Methods: Maternal serum sFlt1, endoglin, placental growth factor (PlGF) and pigment epithelial derived factor were measured in 151 type 1 diabetic and 24 healthy non-diabetic women at each trimester and at term.
Results: Approximately 22% of the diabetic women developed pre-eclampsia, primarily after their third trimester visit. In women with pre-eclampsia (diabetic pre-eclampsia, n = 26) vs those without hypertensive complications (diabetic normotensive, n = 95), significant changes in angiogenic factors were observed, predominantly in the early third trimester and prior to clinical manifestation of pre-eclampsia. Serum sFlt1 levels were increased approximately twofold in type 1 diabetic pre-eclampsia vs type 1 diabetic normotensive women at the third trimester visit (p < 0.05) and the normal rise of PlGF during pregnancy was blunted (p < 0.05). Among type 1 diabetic women, third trimester sFlt1 and PlGF were inversely related (r(2) = 42%, p < 0.0001). Endoglin levels were increased significantly in the diabetic group as a whole vs the non-diabetic group (p < 0.0001).
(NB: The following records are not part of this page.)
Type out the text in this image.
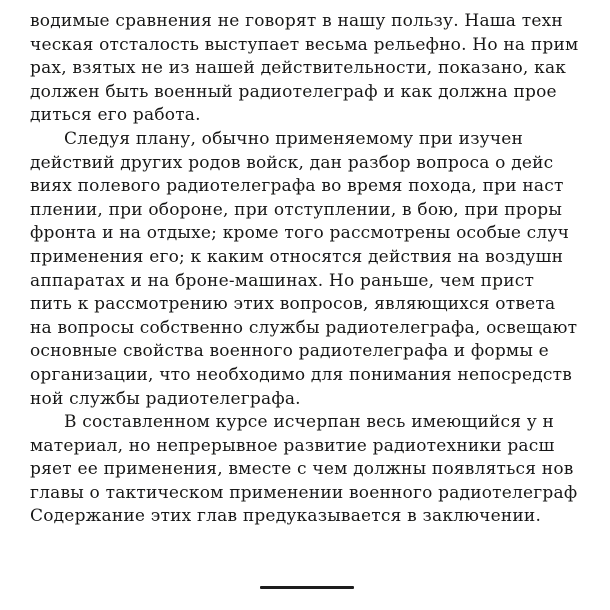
водимые сравнения не говорят в нашу пользу. Наша техн
ческая отсталость выступает весьма рельефно. Но на прим
рах, взятых не из нашей действительности, показано, как
должен быть военный радиотелеграф и как должна прое
диться его работа.
Следуя плану, обычно применяемому при изучен
действий других родов войск, дан разбор вопроса о дейс
виях полевого радиотелеграфа во время похода, при наст
плении, при обороне, при отступлении, в бою, при проры
фронта и на отдыхе; кроме того рассмотрены особые случ
применения его; к каким относятся действия на воздушн
аппаратах и на броне-машинах. Но раньше, чем прист
пить к рассмотрению этих вопросов, являющихся ответа
на вопросы собственно службы радиотелеграфа, освещают
основные свойства военного радиотелеграфа и формы е
организации, что необходимо для понимания непосредств
ной службы радиотелеграфа.
В составленном курсе исчерпан весь имеющийся у н
материал, но непрерывное развитие радиотехники расш
ряет ее применения, вместе с чем должны появляться нов
главы о тактическом применении военного радиотелеграф
Содержание этих глав предуказывается в заключении.
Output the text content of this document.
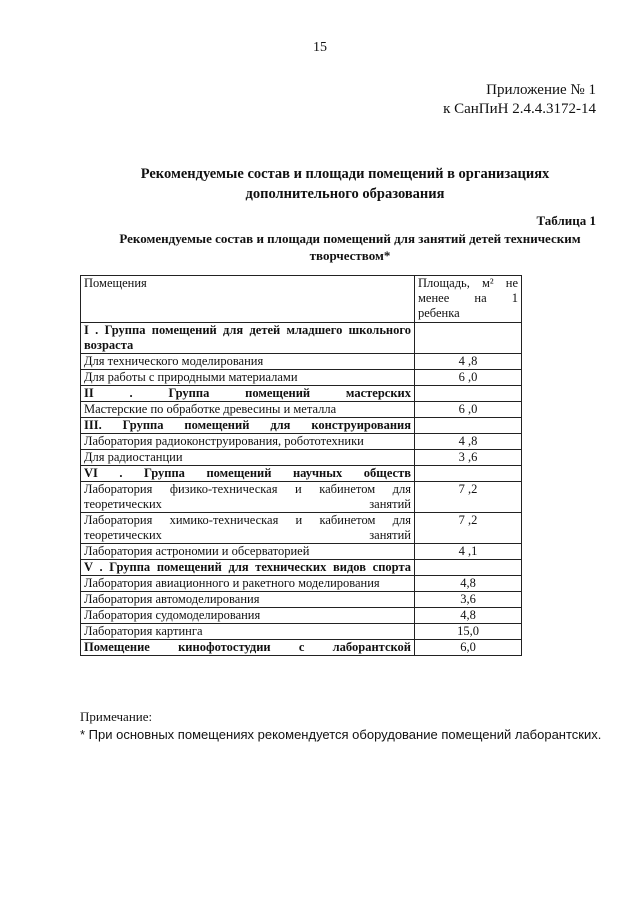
15
Приложение № 1
к СанПиН 2.4.4.3172-14
Рекомендуемые состав и площади помещений в организациях дополнительного образования
Таблица 1
Рекомендуемые состав и площади помещений для занятий детей техническим творчеством*
Помещения	Площадь, м² не
менее на 1
ребенка
I . Группа помещений для детей младшего школьного возраста	
Для технического моделирования	4 ,8
Для работы с природными материалами	6 ,0
II . Группа помещений мастерских	
Мастерские по обработке древесины и металла	6 ,0
III. Группа помещений для конструирования	
Лаборатория радиоконструирования, робототехники	4 ,8
Для радиостанции	3 ,6
VI . Группа помещений научных обществ	
Лаборатория физико-техническая и кабинетом для теоретических занятий	7 ,2
Лаборатория химико-техническая и кабинетом для теоретических занятий	7 ,2
Лаборатория астрономии и обсерваторией	4 ,1
V . Группа помещений для технических видов спорта	
Лаборатория авиационного и ракетного моделирования	4,8
Лаборатория автомоделирования	3,6
Лаборатория судомоделирования	4,8
Лаборатория картинга	15,0
Помещение кинофотостудии с лаборантской	6,0
Примечание:
* При основных помещениях рекомендуется оборудование помещений лаборантских.
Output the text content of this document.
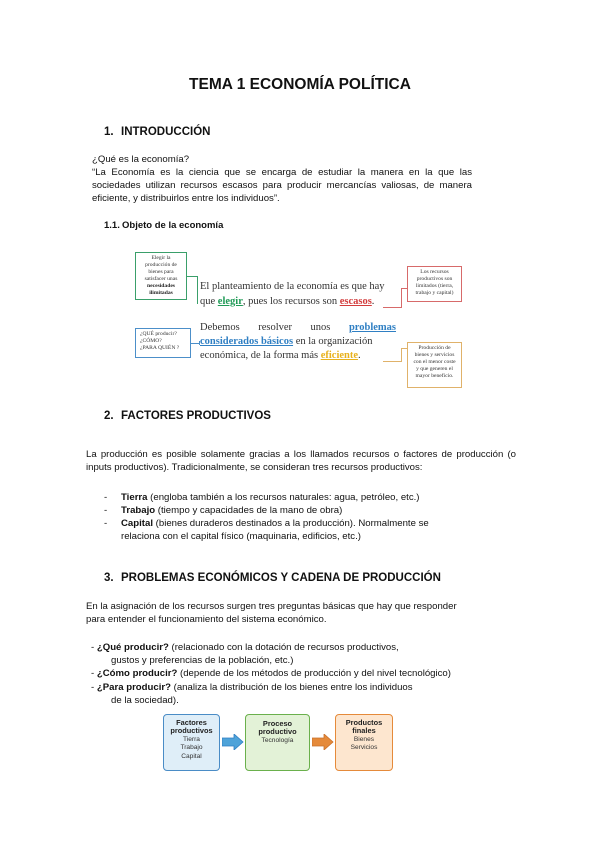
TEMA 1 ECONOMÍA POLÍTICA
1. INTRODUCCIÓN
¿Qué es la economía?
“La Economía es la ciencia que se encarga de estudiar la manera en la que las sociedades utilizan recursos escasos para producir mercancías valiosas, de manera
eficiente, y distribuirlos entre los individuos”.
1.1. Objeto de la economía
Elegir la
producción de
bienes para
satisfacer unas
necesidades
ilimitadas
El planteamiento de la economía es que hay
que elegir, pues los recursos son escasos.
Los recursos
productivos son
limitados (tierra,
trabajo y capital)
¿QUÉ producir?
¿CÓMO?
¿PARA QUIÉN ?
Debemos resolver unos problemas
considerados básicos en la organización
económica, de la forma más eficiente.
Producción de
bienes y servicios
con el menor coste
y que generen el
mayor beneficio.
2. FACTORES PRODUCTIVOS
La producción es posible solamente gracias a los llamados recursos o factores de producción (o
inputs productivos). Tradicionalmente, se consideran tres recursos productivos:
- Tierra (engloba también a los recursos naturales: agua, petróleo, etc.)
- Trabajo (tiempo y capacidades de la mano de obra)
- Capital (bienes duraderos destinados a la producción). Normalmente se
relaciona con el capital físico (maquinaria, edificios, etc.)
3. PROBLEMAS ECONÓMICOS Y CADENA DE PRODUCCIÓN
En la asignación de los recursos surgen tres preguntas básicas que hay que responder
para entender el funcionamiento del sistema económico.
- ¿Qué producir? (relacionado con la dotación de recursos productivos,
gustos y preferencias de la población, etc.)
- ¿Cómo producir? (depende de los métodos de producción y del nivel tecnológico)
- ¿Para producir? (analiza la distribución de los bienes entre los individuos
de la sociedad).
Factores productivos
Tierra
Trabajo
Capital
Proceso productivo
Tecnología
Productos finales
Bienes
Servicios
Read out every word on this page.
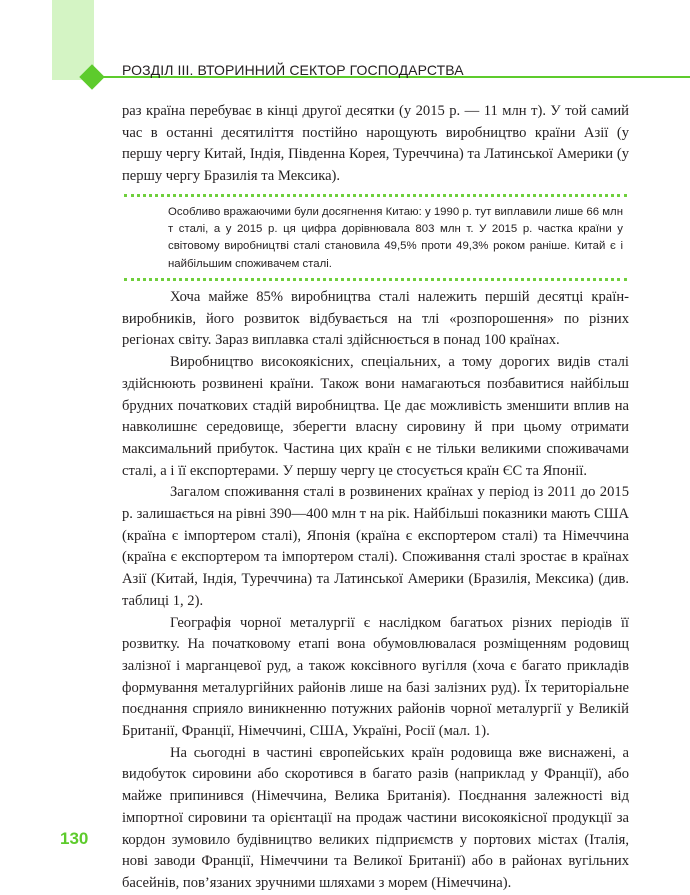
РОЗДІЛ ІІІ. ВТОРИННИЙ СЕКТОР ГОСПОДАРСТВА

раз країна перебуває в кінці другої десятки (у 2015 р. — 11 млн т). У той самий час в останні десятиліття постійно нарощують виробництво країни Азії (у першу чергу Китай, Індія, Південна Корея, Туреччина) та Латинської Америки (у першу чергу Бразилія та Мексика).

Особливо вражаючими були досягнення Китаю: у 1990 р. тут виплавили лише 66 млн т сталі, а у 2015 р. ця цифра дорівнювала 803 млн т. У 2015 р. частка країни у світовому виробництві сталі становила 49,5% проти 49,3% роком раніше. Китай є і найбільшим споживачем сталі.

Хоча майже 85% виробництва сталі належить першій десятці країн-виробників, його розвиток відбувається на тлі «розпорошення» по різних регіонах світу. Зараз виплавка сталі здійснюється в понад 100 країнах.

Виробництво високоякісних, спеціальних, а тому дорогих видів сталі здійснюють розвинені країни. Також вони намагаються позбавитися найбільш брудних початкових стадій виробництва. Це дає можливість зменшити вплив на навколишнє середовище, зберегти власну сировину й при цьому отримати максимальний прибуток. Частина цих країн є не тільки великими споживачами сталі, а і її експортерами. У першу чергу це стосується країн ЄС та Японії.

Загалом споживання сталі в розвинених країнах у період із 2011 до 2015 р. залишається на рівні 390—400 млн т на рік. Найбільші показники мають США (країна є імпортером сталі), Японія (країна є експортером сталі) та Німеччина (країна є експортером та імпортером сталі). Споживання сталі зростає в країнах Азії (Китай, Індія, Туреччина) та Латинської Америки (Бразилія, Мексика) (див. таблиці 1, 2).

Географія чорної металургії є наслідком багатьох різних періодів її розвитку. На початковому етапі вона обумовлювалася розміщенням родовищ залізної і марганцевої руд, а також коксівного вугілля (хоча є багато прикладів формування металургійних районів лише на базі залізних руд). Їх територіальне поєднання сприяло виникненню потужних районів чорної металургії у Великій Британії, Франції, Німеччині, США, Україні, Росії (мал. 1).

На сьогодні в частині європейських країн родовища вже виснажені, а видобуток сировини або скоротився в багато разів (наприклад у Франції), або майже припинився (Німеччина, Велика Британія). Поєднання залежності від імпортної сировини та орієнтації на продаж частини високоякісної продукції за кордон зумовило будівництво великих підприємств у портових містах (Італія, нові заводи Франції, Німеччини та Великої Британії) або в районах вугільних басейнів, пов’язаних зручними шляхами з морем (Німеччина).

130
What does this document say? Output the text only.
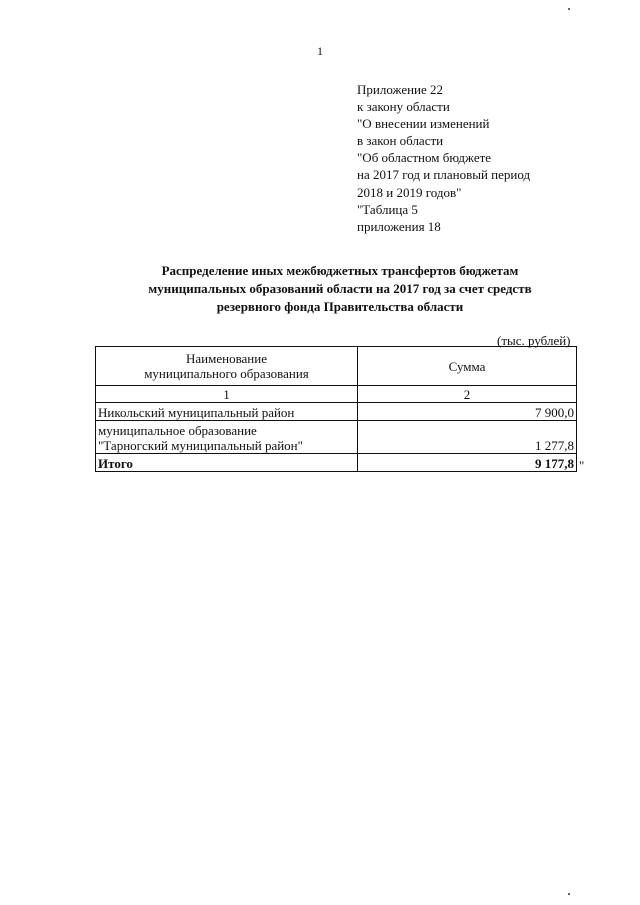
1
Приложение 22
к закону области
"О внесении изменений
в закон области
"Об областном бюджете
на 2017 год и плановый период
2018 и 2019 годов"
"Таблица 5
приложения 18
Распределение иных межбюджетных трансфертов бюджетам
муниципальных образований области на 2017 год за счет средств
резервного фонда Правительства области
(тыс. рублей)
Наименование
муниципального образования	Сумма
1	2

Никольский муниципальный район	7 900,0

муниципальное образование
"Тарногский муниципальный район"	1 277,8
Итого	9 177,8 "
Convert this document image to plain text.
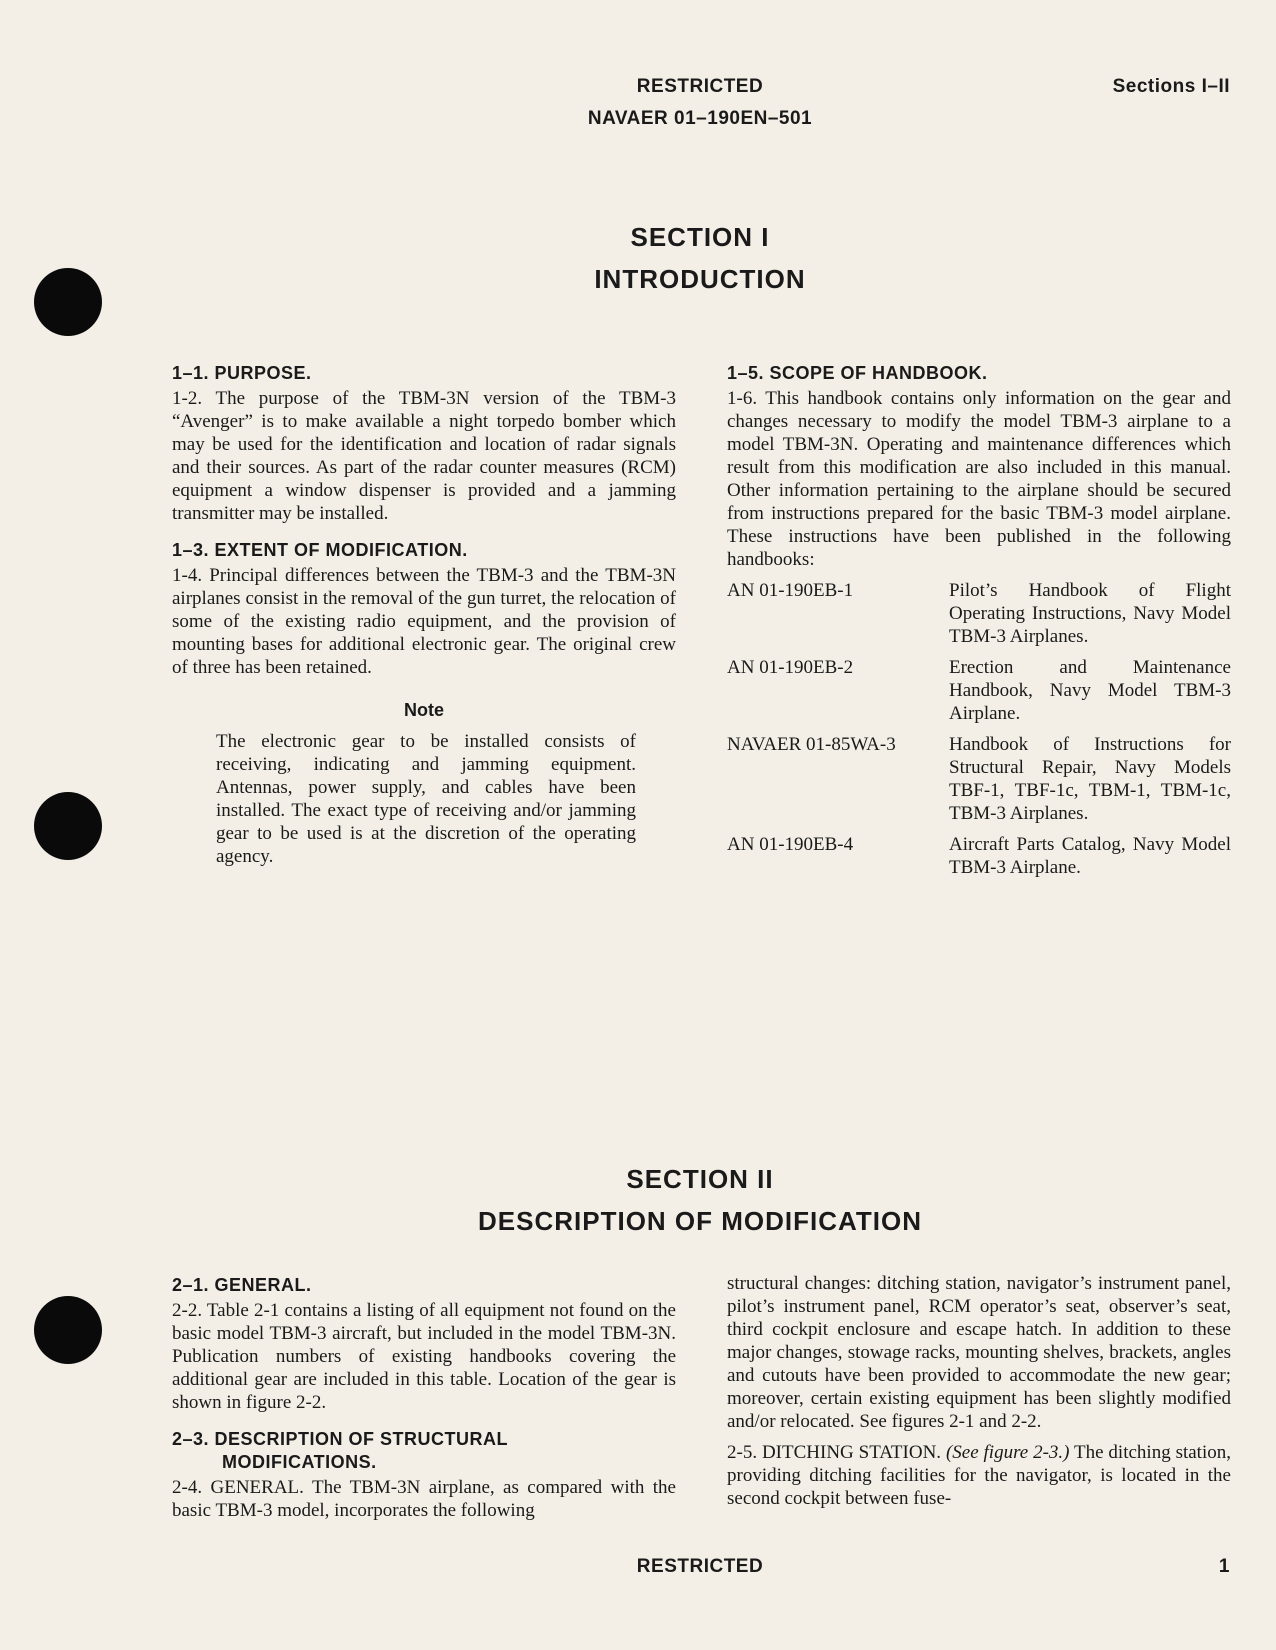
RESTRICTED
NAVAER 01–190EN–501
Sections I–II
SECTION I
INTRODUCTION
1–1. PURPOSE.

1-2. The purpose of the TBM-3N version of the TBM-3 “Avenger” is to make available a night torpedo bomber which may be used for the identification and location of radar signals and their sources. As part of the radar counter measures (RCM) equipment a window dispenser is provided and a jamming transmitter may be installed.

1–3. EXTENT OF MODIFICATION.

1-4. Principal differences between the TBM-3 and the TBM-3N airplanes consist in the removal of the gun turret, the relocation of some of the existing radio equipment, and the provision of mounting bases for additional electronic gear. The original crew of three has been retained.

Note

The electronic gear to be installed consists of receiving, indicating and jamming equipment. Antennas, power supply, and cables have been installed. The exact type of receiving and/or jamming gear to be used is at the discretion of the operating agency.

1–5. SCOPE OF HANDBOOK.

1-6. This handbook contains only information on the gear and changes necessary to modify the model TBM-3 airplane to a model TBM-3N. Operating and maintenance differences which result from this modification are also included in this manual. Other information pertaining to the airplane should be secured from instructions prepared for the basic TBM-3 model airplane. These instructions have been published in the following handbooks:

AN 01-190EB-1	Pilot’s Handbook of Flight Operating Instructions, Navy Model TBM-3 Airplanes.
AN 01-190EB-2	Erection and Maintenance Handbook, Navy Model TBM-3 Airplane.
NAVAER 01-85WA-3	Handbook of Instructions for Structural Repair, Navy Models TBF-1, TBF-1c, TBM-1, TBM-1c, TBM-3 Airplanes.
AN 01-190EB-4	Aircraft Parts Catalog, Navy Model TBM-3 Airplane.
SECTION II
DESCRIPTION OF MODIFICATION
2–1. GENERAL.

2-2. Table 2-1 contains a listing of all equipment not found on the basic model TBM-3 aircraft, but included in the model TBM-3N. Publication numbers of existing handbooks covering the additional gear are included in this table. Location of the gear is shown in figure 2-2.

2–3. DESCRIPTION OF STRUCTURAL
MODIFICATIONS.

2-4. GENERAL. The TBM-3N airplane, as compared with the basic TBM-3 model, incorporates the following

structural changes: ditching station, navigator’s instrument panel, pilot’s instrument panel, RCM operator’s seat, observer’s seat, third cockpit enclosure and escape hatch. In addition to these major changes, stowage racks, mounting shelves, brackets, angles and cutouts have been provided to accommodate the new gear; moreover, certain existing equipment has been slightly modified and/or relocated. See figures 2-1 and 2-2.

2-5. DITCHING STATION. (See figure 2-3.) The ditching station, providing ditching facilities for the navigator, is located in the second cockpit between fuse-

RESTRICTED	1
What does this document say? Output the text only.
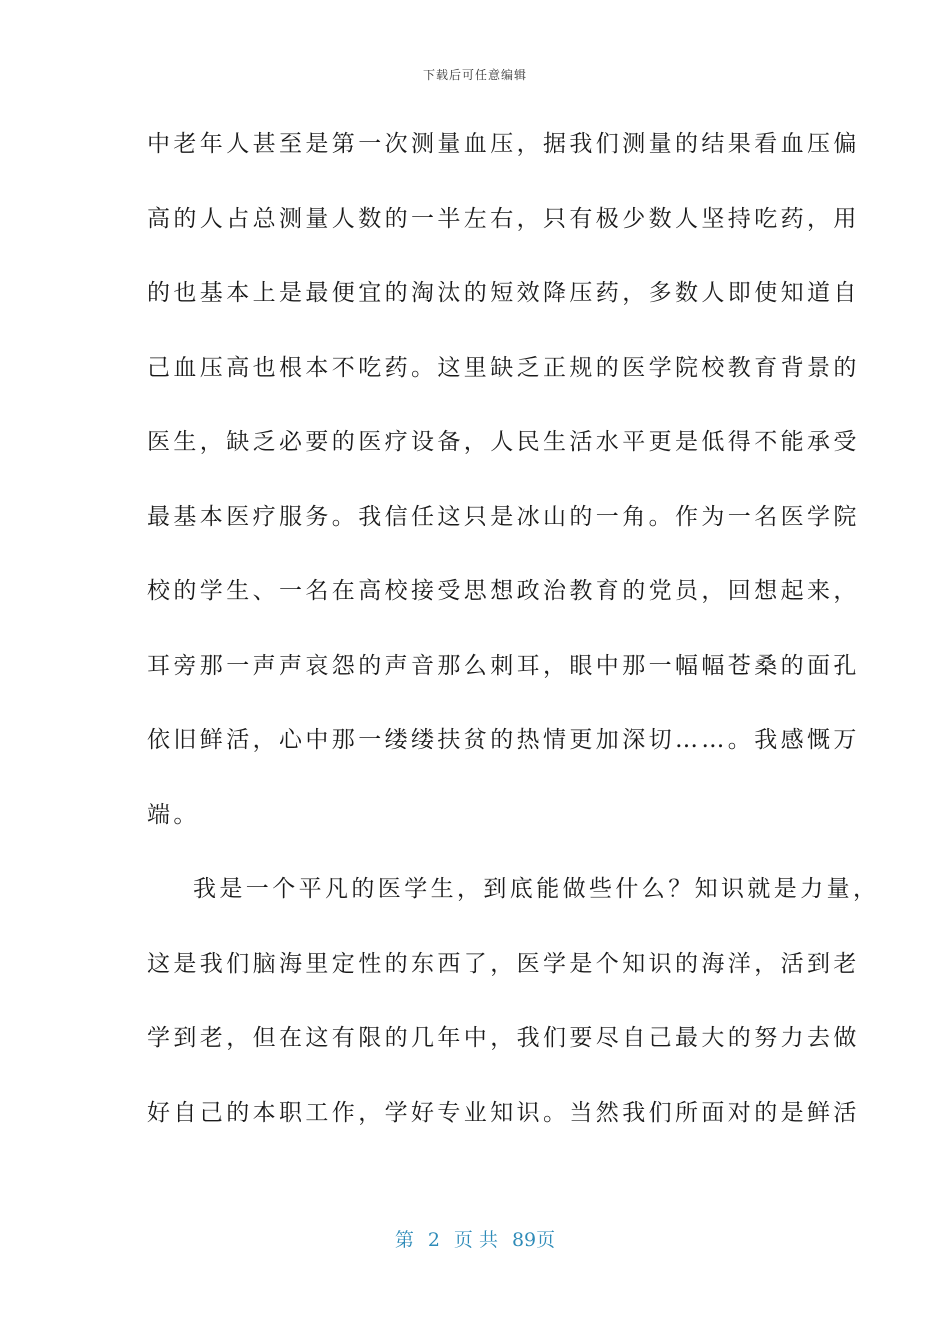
下载后可任意编辑
中老年人甚至是第一次测量血压，据我们测量的结果看血压偏
高的人占总测量人数的一半左右，只有极少数人坚持吃药，用
的也基本上是最便宜的淘汰的短效降压药，多数人即使知道自
己血压高也根本不吃药。这里缺乏正规的医学院校教育背景的
医生，缺乏必要的医疗设备，人民生活水平更是低得不能承受
最基本医疗服务。我信任这只是冰山的一角。作为一名医学院
校的学生、一名在高校接受思想政治教育的党员，回想起来，
耳旁那一声声哀怨的声音那么刺耳，眼中那一幅幅苍桑的面孔
依旧鲜活，心中那一缕缕扶贫的热情更加深切……。我感慨万
端。
我是一个平凡的医学生，到底能做些什么？知识就是力量，
这是我们脑海里定性的东西了，医学是个知识的海洋，活到老
学到老，但在这有限的几年中，我们要尽自己最大的努力去做
好自己的本职工作，学好专业知识。当然我们所面对的是鲜活
第 2 页 共 89页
Conclusions/interpretation: Higher sFlt1 levels, a blunted PlGF rise and an elevated sFlt1/PlGF ratio are predictive of pre-eclampsia in pregnant women with type 1 diabetes. Elevated endoglin levels in women with type 1 diabetes may confer a predisposition to pre-eclampsia and may contribute to the high incidence of pre-eclampsia in this patient group.